Some may find the exterior polarizing — it’s a bit fishy at the front, and there’s a controversial chrome seam running the car’s length — but it’s still an urbane look devoid of any zaniness or glaring blue hybrid styling. Throw in some tech features like the 360-degree and blind-spot cameras, and everything about the Sonata Hybrid reads as premium…except the price tag.
This Hyundai is surprisingly pleasant to drive
The Sonata Hybrid is not sporty, or anything resembling it. But it is a quite comfortable cruiser. The engine and cabin were notably quiet, and the suspension damping was excellent. It uses a more engaging six-speed automatic instead of the dreary CVT many hybrids employ, and the 192-horsepower combined output offers a reasonable amount of pop at lower speeds.
The drive modes could be tuned a bit better, and yeah, the regenerative brakes bite a bit too hard. But on the whole, you aren’t sacrificing much everyday performance for fuel efficiency — which, for the record, was 48 mpg over my week of driving.

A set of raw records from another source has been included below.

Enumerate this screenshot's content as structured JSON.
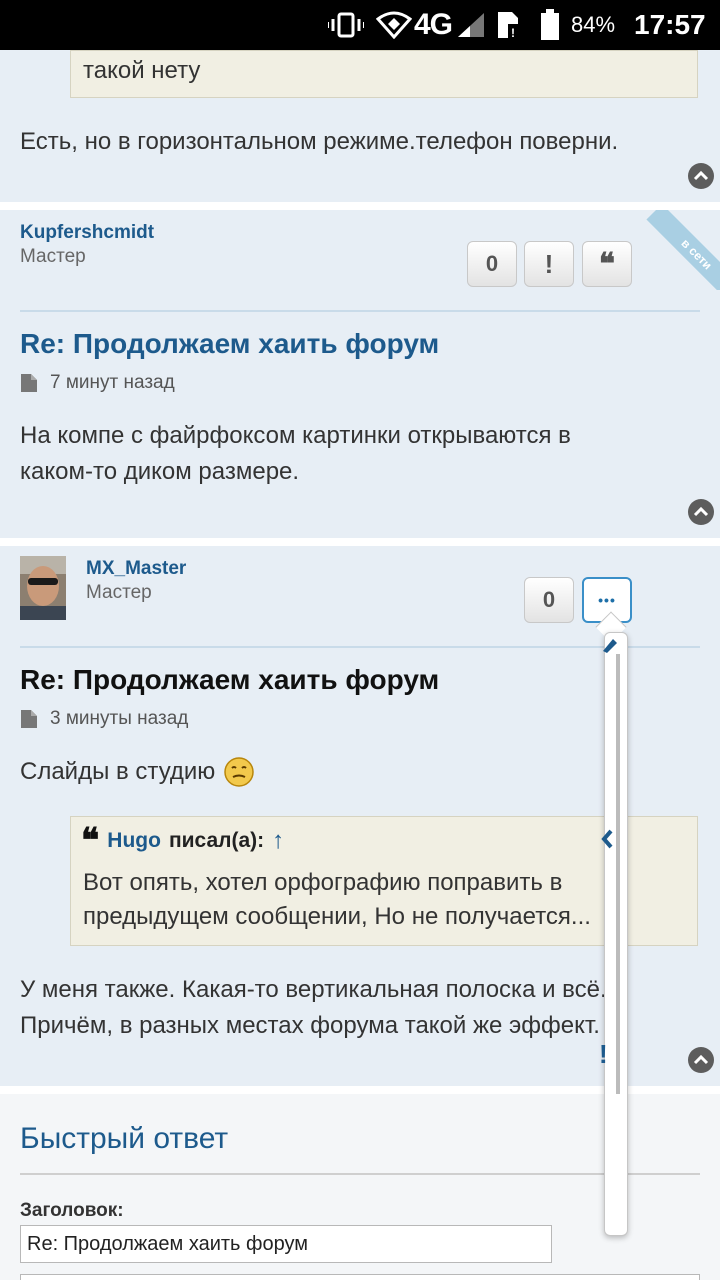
{
  "status_bar": {
    "network": "4G",
    "battery_percent": "84%",
    "time": "17:57"
  },
  "prev_post": {
    "quote_text": "такой нету",
    "body": "Есть, но в горизонтальном режиме.телефон поверни."
  },
  "post1": {
    "username": "Kupfershcmidt",
    "rank": "Мастер",
    "online_badge": "в сети",
    "reputation": "0",
    "report_label": "!",
    "quote_label": "❝",
    "title": "Re: Продолжаем хаить форум",
    "time": "7 минут назад",
    "body_line1": "На компе с файрфоксом картинки открываются в",
    "body_line2": "каком-то диком размере."
  },
  "post2": {
    "username": "MX_Master",
    "rank": "Мастер",
    "reputation": "0",
    "more_label": "•••",
    "title": "Re: Продолжаем хаить форум",
    "time": "3 минуты назад",
    "body_text": "Слайды в студию",
    "quote": {
      "author": "Hugo",
      "wrote": "писал(а):",
      "arrow": "↑",
      "line1": "Вот опять, хотел орфографию поправить в",
      "line2": "предыдущем сообщении, Но не получается..."
    },
    "reply_line1": "У меня также. Какая-то вертикальная полоска и всё.",
    "reply_line2": "Причём, в разных местах форума такой же эффект."
  },
  "quick_reply": {
    "title": "Быстрый ответ",
    "subject_label": "Заголовок:",
    "subject_value": "Re: Продолжаем хаить форум"
  },
  "colors": {
    "post_bg": "#e7eef5",
    "link": "#1d5a8c",
    "quote_bg": "#f1efe3"
  }
}
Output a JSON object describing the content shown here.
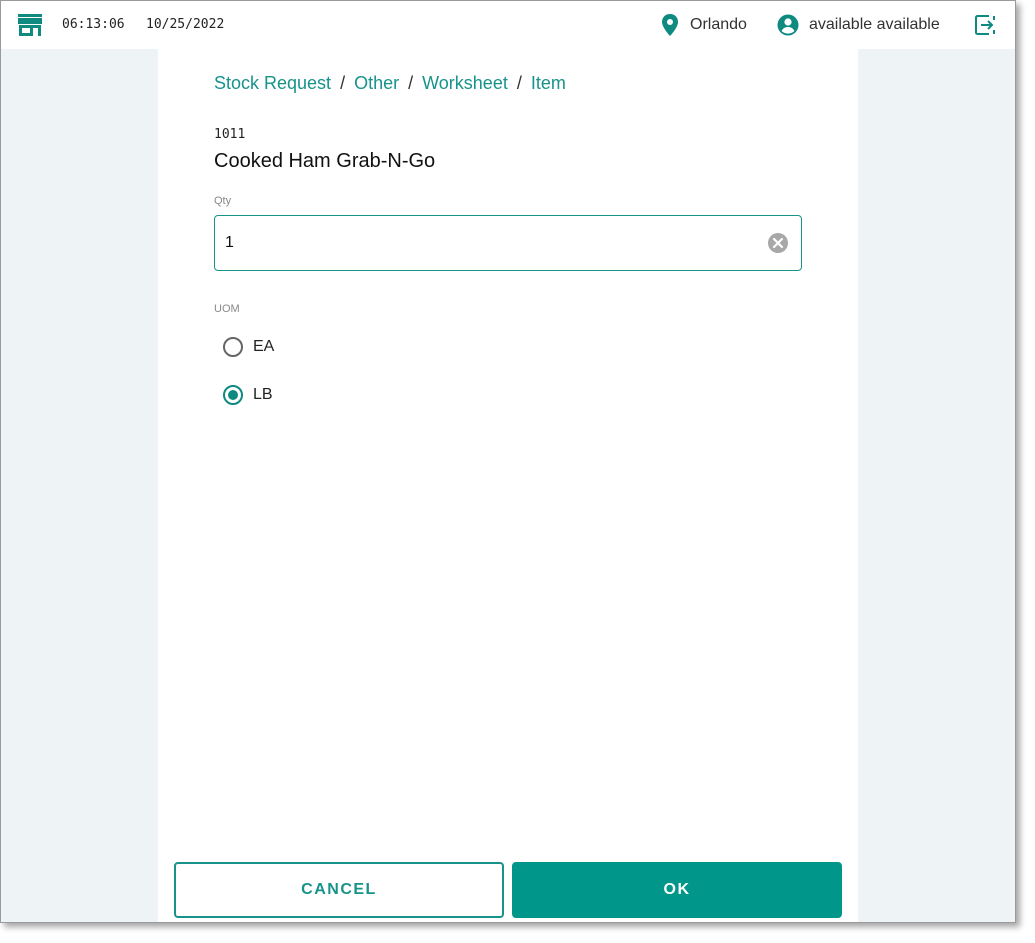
{
  "header": {
    "store_icon": "storefront-icon",
    "time": "06:13:06",
    "date": "10/25/2022",
    "location_icon": "map-pin-icon",
    "location": "Orlando",
    "user_icon": "account-circle-icon",
    "user": "available available",
    "logout_icon": "logout-icon"
  },
  "breadcrumb": {
    "items": [
      "Stock Request",
      "Other",
      "Worksheet",
      "Item"
    ],
    "separator": "/"
  },
  "item": {
    "code": "1011",
    "name": "Cooked Ham Grab-N-Go"
  },
  "qty": {
    "label": "Qty",
    "value": "1",
    "clear_icon": "clear-circle-icon"
  },
  "uom": {
    "label": "UOM",
    "options": [
      {
        "label": "EA",
        "selected": false
      },
      {
        "label": "LB",
        "selected": true
      }
    ]
  },
  "actions": {
    "cancel_label": "CANCEL",
    "ok_label": "OK"
  },
  "colors": {
    "accent": "#17938a",
    "primary_button": "#00968a",
    "background": "#eef3f5"
  }
}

The Sonata Hybrid offers a futuristic roof
If you look closely at the Sonata Hybrid’s roof on the Limited trim, you’ll see something you normally don’t see: a solar panel. Hyundai says it can add up to 700 miles of “free driving” over the course of the year. That doesn’t sound like much, considering the 12,000-plus miles most of us drive; that’s a little more than one tank of gas, for this car with a 680-mile range, saved over a calendar year.
But on the other hand, that could be also work out to a month’s worth of commutes if you don’t drive far. You also aren’t using the EV range continuously in a hybrid, so it helps keep the battery topped off without having to resort to a plug — an arrangement that offers the inconvenience of an EV without the efficiency. We’re a long way from on-roof solar being a major source of driving range for cars, but it’s a start.
Price as Tested: $36,675
Drivetrain: 2.0-liter inline-four hybrid, six-speed automatic, front-wheel-drive
Power: 192 hp
Fuel Economy: 45 mpg city, 51 mpg highway
Hyundai provided this product for review.